За чаем и ужином председательствовала сияющая мадемуазель — прекрасная, словно девушка на рождественской открытке, проказливая, как мартышка, и ласковая, как кошечка. Вы бы тоже могли быть такими хорошими и ласковыми, если бы только захотели. Настало время завтрака — и снова были улыбки, шутки, прелесть и обаяние. Затем пришел лорд Ядлинг. Влюбленные устроились в гостиной, ребята же из деликатности ушли в классную комнату, но когда через некоторое время Джеральд, поднимаясь по лестнице в свою комнату (ему понадобился карандаш), спугнул Лиз, чье ухо прямо-таки приросло к замочной скважине, он решил ненадолго задержаться у двери.

Джеральд уселся на лестнице, раскрыв книжку: отсюда он не смог бы разобрать ни слова из разговора в гостиной, но зато ему была отлично видна дверь, возле которой уже не оставалось места для любопытных ушей.
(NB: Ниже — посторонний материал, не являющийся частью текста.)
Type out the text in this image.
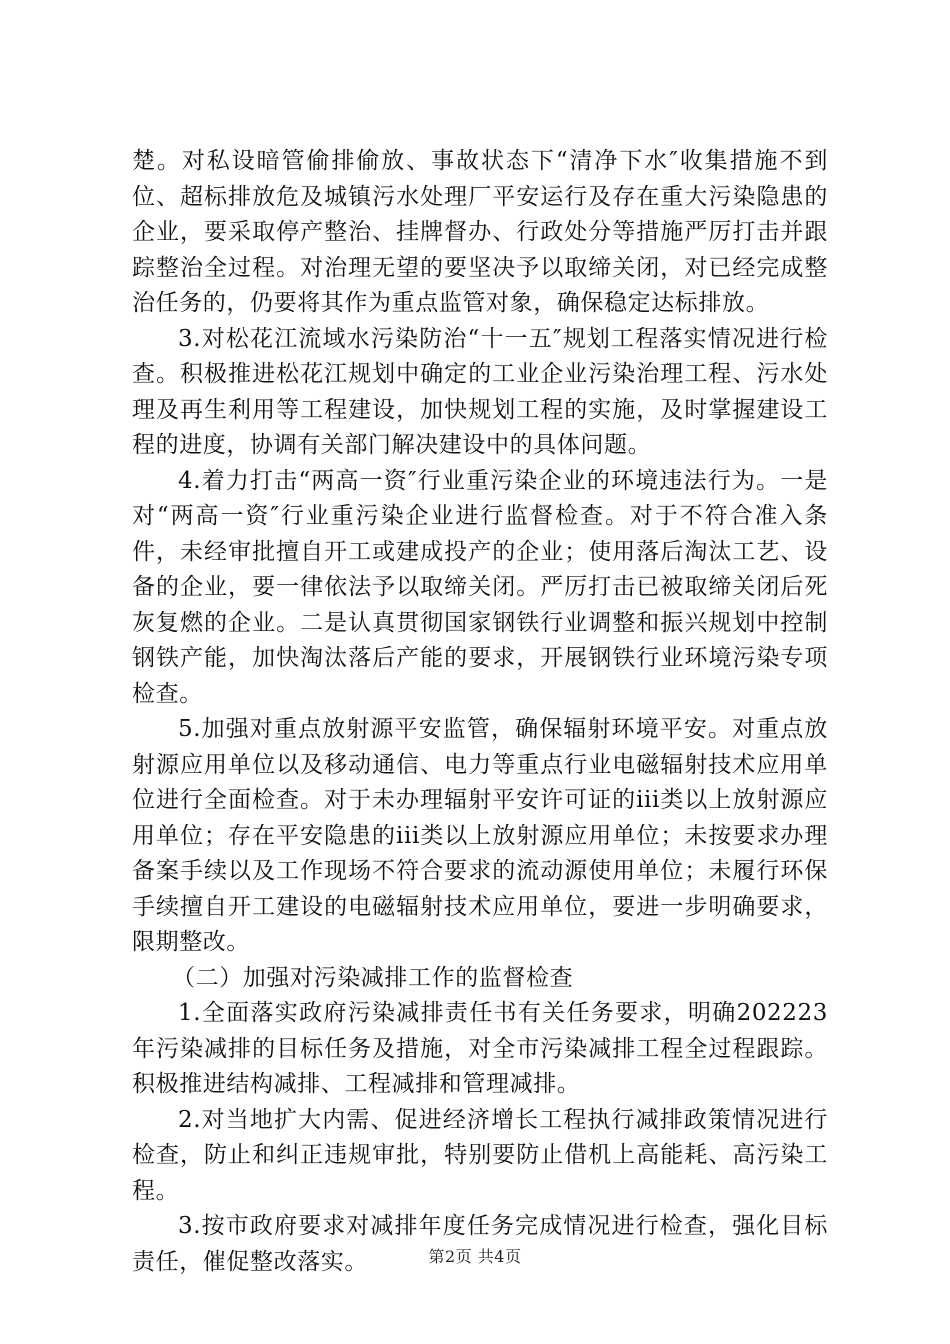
楚。对私设暗管偷排偷放、事故状态下“清净下水″收集措施不到位、超标排放危及城镇污水处理厂平安运行及存在重大污染隐患的企业，要采取停产整治、挂牌督办、行政处分等措施严厉打击并跟踪整治全过程。对治理无望的要坚决予以取缔关闭，对已经完成整治任务的，仍要将其作为重点监管对象，确保稳定达标排放。

3.对松花江流域水污染防治“十一五″规划工程落实情况进行检查。积极推进松花江规划中确定的工业企业污染治理工程、污水处理及再生利用等工程建设，加快规划工程的实施，及时掌握建设工程的进度，协调有关部门解决建设中的具体问题。

4.着力打击“两高一资″行业重污染企业的环境违法行为。一是对“两高一资″行业重污染企业进行监督检查。对于不符合准入条件，未经审批擅自开工或建成投产的企业；使用落后淘汰工艺、设备的企业，要一律依法予以取缔关闭。严厉打击已被取缔关闭后死灰复燃的企业。二是认真贯彻国家钢铁行业调整和振兴规划中控制钢铁产能，加快淘汰落后产能的要求，开展钢铁行业环境污染专项检查。

5.加强对重点放射源平安监管，确保辐射环境平安。对重点放射源应用单位以及移动通信、电力等重点行业电磁辐射技术应用单位进行全面检查。对于未办理辐射平安许可证的iii类以上放射源应用单位；存在平安隐患的iii类以上放射源应用单位；未按要求办理备案手续以及工作现场不符合要求的流动源使用单位；未履行环保手续擅自开工建设的电磁辐射技术应用单位，要进一步明确要求，限期整改。

（二）加强对污染减排工作的监督检查

1.全面落实政府污染减排责任书有关任务要求，明确202223年污染减排的目标任务及措施，对全市污染减排工程全过程跟踪。积极推进结构减排、工程减排和管理减排。

2.对当地扩大内需、促进经济增长工程执行减排政策情况进行检查，防止和纠正违规审批，特别要防止借机上高能耗、高污染工程。

3.按市政府要求对减排年度任务完成情况进行检查，强化目标责任，催促整改落实。	第2页 共4页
Поэтому, когда дверь гостиной внезапно распахнулась, Джеральд отчетливо увидел, как лорд Ядлинг, покачиваясь, вышел из нее. «Наш юный герой (как он сам позднее передавал эти события) деликатно кашлянул, чтобы обозначить свое присутствие», но лорд Ядлинг не услышал его. Ощупью, словно во сне, он добрался до вешалки, запутался в плащах и зонтиках, добыл наконец свою соломенную шляпу, отчужденно посмотрел на нее, надвинул ее себе на лоб, вышел и с грохотом захлопнул за собой дверь.

Дверь гостиной осталась распахнутой, и Джеральд, выбравший себе такую позицию, чтобы не слышать разговора за закрытой дверью, теперь отчетливо различал все доносившиеся из гостиной звуки — а ими, к его испугу и огорчению, оказались всхлипывания. Мадемуазель плакала.

— Ну и ну! — вздохнул он. — Не много же времени им понадобилось — уже поссорились! Надеюсь, меня никогда не угораздит влюбиться!

Впрочем, времени на то, чтобы поразмыслить о собственном будущем, у него уже не оставалось. В любой момент на лестницу могла ворваться Лиз. Уж она бы без запинки прошла бы в гостеприимно приоткрытую дверь, лишь бы проникнуть в священную тайну скорби мадемуазель. Джеральд решил, что уж лучше он сам потревожит ее. Осторожно ступая по истрепанному зеленому коврику, покрывавшему ступени лестницы, он дошел до гостиной, вошел внутрь и надежно прикрыл за собой дверь.

— Все кончено! — прошептала мадемуазель, спрятав лицо в подушку дивана (кто-то из прилежных учениц изукрасил эту подушку белыми лилиями на красном фоне). — Он не может жениться на мне.

Не надо у меня спрашивать, как Джеральду удалось войти в такое доверие к горюющей невесте. Как я говорила в самом начале книги, он умел отлично обходиться со взрослыми, если только того хотел. Он держал ее за руку так же нежно, как если бы она была его родной матерью, у которой страшно разболелась голова. Он говорил ей: «Ну, будет!», и «Не надо плакать!», и «Все обойдется, вот увидите!» так ласково, как только умел. Он даже попытался погладить ее по спине, и все это время уговаривал ее поведать ему о своем горе.

Он просил ее «рассказать ему все» вовсе не из любопытства. Джеральд был почти уверен, что если случилась по-настоящему большая беда, то, скорее всего, это произошло из-за кольца. И снова (или, скорее, «как всегда») Джеральд оказался прав.

История, рассказанная мадемуазель, была и вправду необычной. Прошлой ночью лорд Ядлинг вышел в парк — подумать, помечтать о…

— Я понимаю, — сказал Джеральд, — а кольцо по-прежнему было у него на пальце. И он увидел…

— …Он увидел, как ожили статуи, — рыдала мадемуазель. — Его мозг был потревожен теми нелепыми историями, которых вы ему рассказали. Он видел Аполлон и он видел Афродит живыми в мраморе. Он захотел себе быть статуя. И он стал сумавшедший — он представлять себе ваша история об остров была правда, и он упал в озеро и поплыл с животными из ковчега де Ной и ел с богами на остров. На рассвете его безумие стало меньше. Он думал все боги исчезать. Но он сам — нет. Он думал, он статуя, он прятался от садовников в своем саду до девяти минус четверть. Тогда он думал желать себе не быть статуя и он понял, что он снова плоть и кровь. Это только страшный сон, но вы вскружили ему голова своими сказками. Он говорит, это не был сон, но он глупый… Нет, не глупый — как это? — сумасшедший, а сумасшедший не может жениться, и нет никакой надежды и я в отчаянии и нет смысла жить!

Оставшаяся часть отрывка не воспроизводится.